According to the Big Sky Weekly (in a reasonably objective story written by Laura Bell), the minimum recovery goals for wolves in the northern Rocky Mountains had been 30 breeding pairs and 300 individual wolves for at least three consecutive years, well distributed throughout the recovery area. This goal had been achieved in 2002, and the wolf population had increased every year since. Montana argued its quota of 75 wolves was a conservative start given that wolves had been increasing at a rate of 20% per year in the state for several years.

Malloy had ruled on the side of Montana. He concluded that the wolf population could sustain harvest of up to thirty percent of its existing population.
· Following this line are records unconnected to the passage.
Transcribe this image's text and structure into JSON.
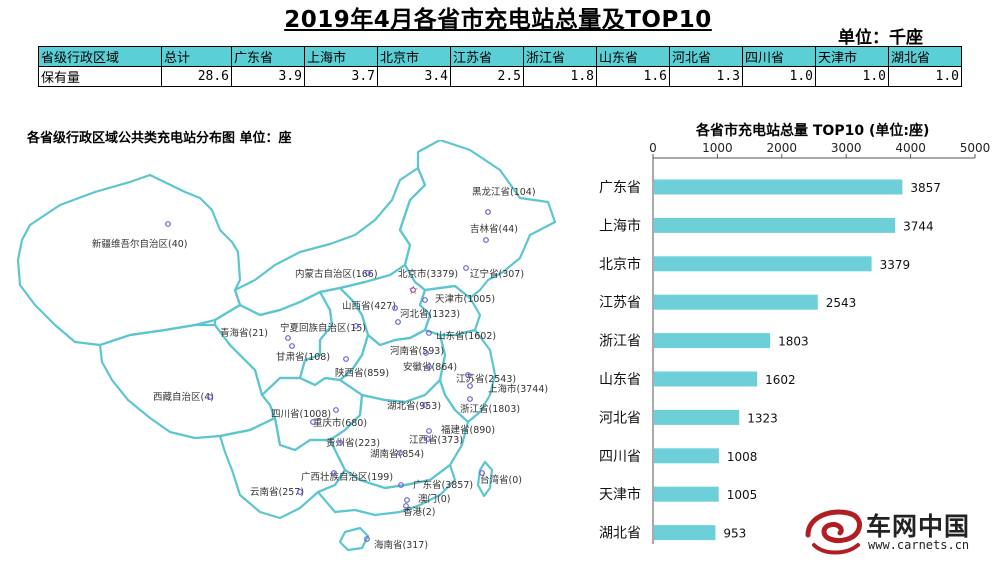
{
  "title": "2019年4月各省市充电站总量及TOP10",
  "unit": "单位：千座",
  "table": {
    "header": [
      "省级行政区域",
      "总计",
      "广东省",
      "上海市",
      "北京市",
      "江苏省",
      "浙江省",
      "山东省",
      "河北省",
      "四川省",
      "天津市",
      "湖北省"
    ],
    "row_label": "保有量",
    "values": [
      "28.6",
      "3.9",
      "3.7",
      "3.4",
      "2.5",
      "1.8",
      "1.6",
      "1.3",
      "1.0",
      "1.0",
      "1.0"
    ]
  },
  "map": {
    "title": "各省级行政区域公共类充电站分布图  单位：座",
    "labels": [
      "黑龙江省(104)",
      "吉林省(44)",
      "新疆维吾尔自治区(40)",
      "内蒙古自治区(166)",
      "北京市(3379)",
      "辽宁省(307)",
      "天津市(1005)",
      "山西省(427)",
      "河北省(1323)",
      "青海省(21)",
      "宁夏回族自治区(15)",
      "山东省(1602)",
      "甘肃省(108)",
      "河南省(593)",
      "陕西省(859)",
      "安徽省(864)",
      "江苏省(2543)",
      "上海市(3744)",
      "西藏自治区(4)",
      "四川省(1008)",
      "湖北省(953)",
      "浙江省(1803)",
      "重庆市(680)",
      "福建省(890)",
      "贵州省(223)",
      "江西省(373)",
      "湖南省(854)",
      "广西壮族自治区(199)",
      "广东省(3857)",
      "台湾省(0)",
      "云南省(257)",
      "澳门(0)",
      "香港(2)",
      "海南省(317)"
    ]
  },
  "chart_data": {
    "type": "bar",
    "orientation": "horizontal",
    "title": "各省市充电站总量 TOP10   (单位:座)",
    "categories": [
      "广东省",
      "上海市",
      "北京市",
      "江苏省",
      "浙江省",
      "山东省",
      "河北省",
      "四川省",
      "天津市",
      "湖北省"
    ],
    "values": [
      3857,
      3744,
      3379,
      2543,
      1803,
      1602,
      1323,
      1008,
      1005,
      953
    ],
    "xlim": [
      0,
      5000
    ],
    "xticks": [
      0,
      1000,
      2000,
      3000,
      4000,
      5000
    ],
    "axis_position": "top",
    "grid": false,
    "bar_color": "#6dcfd8"
  },
  "logo": {
    "name": "车网中国",
    "url": "www.carnets.cn"
  },
  "colors": {
    "table_header": "#5bcfd6",
    "map_outline": "#5cc6cf",
    "marker": "#6b5fd6",
    "capital_star": "#e04040"
  }
}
The state had sold more than 5000 licenses for the state’s first ever “fair-chase” wolf hunting season, scheduled to begin on September 15. Idaho’s hunt, which apparently had not been challenged in court, was to begin this very day, September 8.

I found the story fascinating. I was and remain a big supporter of wolf reintroduction, but I am not a simple anti-hunting, animal rights partisan. Bringing wolves back was thrilling, and it seems to have been far more successful than I’d realized, or it seems, more than anyone had seriously anticipated. The success of the recovery had made it arguably necessary to start killing them like any other wildlife, an irony that hadn’t occurred to me.

The wolf protection plaintiffs acknowledged the possibility of this but did not believe the numbers were there yet. Too many other factors haunted wolf survival. Government shooters had killed some 100 in Montana in 2008 for livestock depredation, and that death toll would continue. Weather, availability of prey, disease, all could unravel a population quickly. Defenders thought it was too soon to start hunting. The states argued the original population targets had been met several times over, but kept getting revised upward.

It seemed to me to be a difference of how safely ensconced the wolf population should be. Molloy ruled they were safe enough by the provisions of the law, so we were about to begin a test of whether the law was right.